Plan de redressement du Groupe :

Publié le par UNSA

 un point (infi DG)

1. Le 11 septembre le gouvernement a présenté le rapport Sartorius, quelles sont les prochaines étapes dans le calendrier?

Deux expertises ont été demandées sur le projet de redressement du Groupe :

- Une par le gouvernement (rapport Sartorius) pour apprécier la situation économique du Groupe et vérifier si les mesures de restructuration proposées sont adaptées pour assurer son avenir.
- Une autre par le Comité Central d’Entreprise. Elle porte sur les aspects économiques, stratégiques, organisationnels, industriels et sociaux du projet.

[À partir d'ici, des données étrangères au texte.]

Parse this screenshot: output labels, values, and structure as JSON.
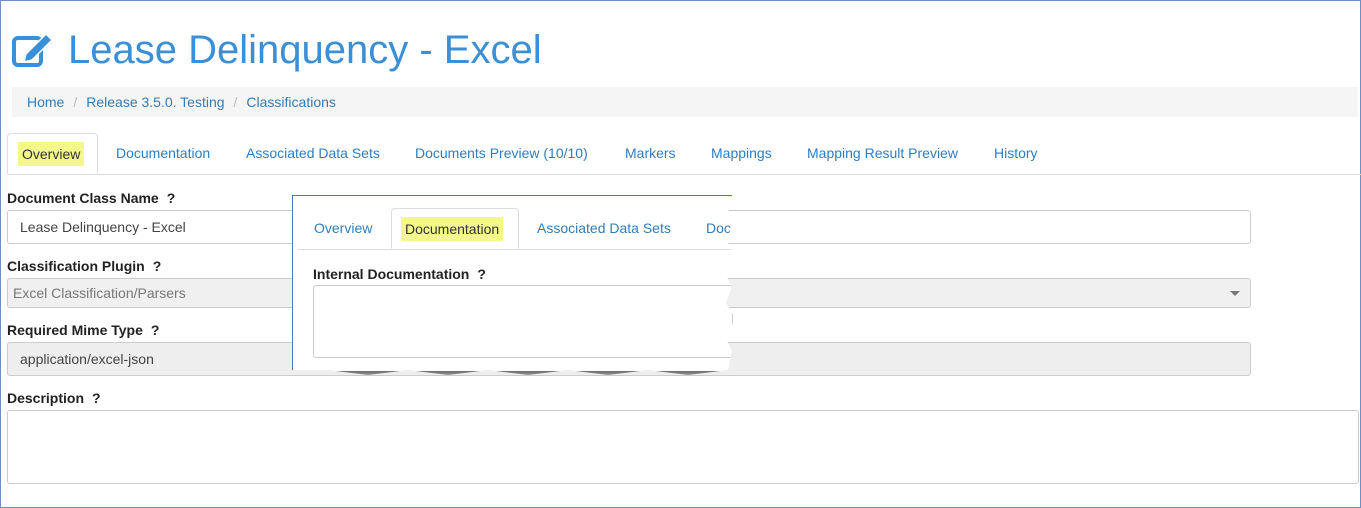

Le rapport Sartorius rendu le 11 septembre dernier atteste de la nécessité pour le Groupe de prendre des mesures de redressement mais souligne néanmoins quelques points de vigilance : limiter les mesures de redressement au strict nécessaire, accompagner de manière personnalisée des salariés concernés, s’assurer de la bonne mise en œuvre de la revitalisation du site d’Aulnay, garantir la pérennité de l’activité industrielle sur le site de Rennes, ne pas entamer le potentiel de R&D du Groupe et veiller à ce que les sous-traitants du Groupe ne pâtissent pas de ce plan de redressement.

Le rapport demandé par le CCE est en cours d’élaboration par le cabinet SECAFI.
Les résultats définitifs sont attendus fin novembre et seront présentés dans le cadre d’un CCE.
C’est à l’issue de la restitution de ce rapport que le processus d’information/consultation des Instances Représentatives du Personnel pourrait reprendre.


2. Lors du CCE du 25 juillet dernier, un groupe de concertation a été mis en place : qui le compose et quel est son rôle ?

Ce groupe, composé de représentants du personnel1 et de membres de la Direction (auquel peut s’ajouter la participation de l’expert SECAFI) permet d’échanger sur différents aspects du projet de redressement : mesures sociales, accompagnement des salariés, dispositif en faveur de l’emploi, déroulement des procédures de consultation, etc.
Il complète le dispositif de dialogue social en place dans le Groupe.


3. Le gouvernement demande la mise en place de réunions tripartites (employeur, organisations syndicales et gouvernement), quelle est la position du Groupe sur ce point ?

Compte tenu de l’ampleur des annonces et de l’importance du Groupe au sein de la filière automobile, il est normal que les pouvoirs publics veuillent échanger avec les dirigeants du Groupe.
Sur des sujets tels que la revitalisation des sites d’Aulnay et de Rennes, le Groupe est tout à fait ouvert à travailler avec les autorités publiques (gouvernement, élus, collectivités locales) et les organisations syndicales. C’est d’ailleurs déjà le cas.
Pour ce qui concerne le volet social du plan de redressement, c’est avec les instances représentatives du personnel que le plan doit être concerté.


4. Ce projet de redressement du Groupe marque-t-il l’arrêt des mesures du GPEC précédent ?

Oui depuis le 25 juillet, date du dernier CCE, les mesures ne s’appliquent plus.
Dans le cadre de son plan de redressement, le Groupe a proposé un nouveau dispositif d’accompagnement des salariés qui pourra être mis en œuvre dès que les institutions représentatives du personnel, à l’issue de la restitution du rapport d’expertise de SECAFI, auront rendu leur avis.
C’est à l’issue de ce processus que des mesures d’aides aux départs volontaires seront de nouveau possibles.

Le reclassement en interne des salariés (programme "Top Compétences" lancé en début d'année) reste en place2.
Les managers, les HRBP et les professionnels RH assurant les permanences au sein des Espaces Mobilité et Développement Professionnel sont là pour répondre aux questions des salariés et les conseiller pendant cette période transitoire.


5. Des informations seront-elles données régulièrement aux salariés ?

Les processus de dialogue social répondent à un cadre juridique précis que le Groupe se doit de respecter scrupuleusement.
Les salariés seront régulièrement tenus informés de l’avancement du projet.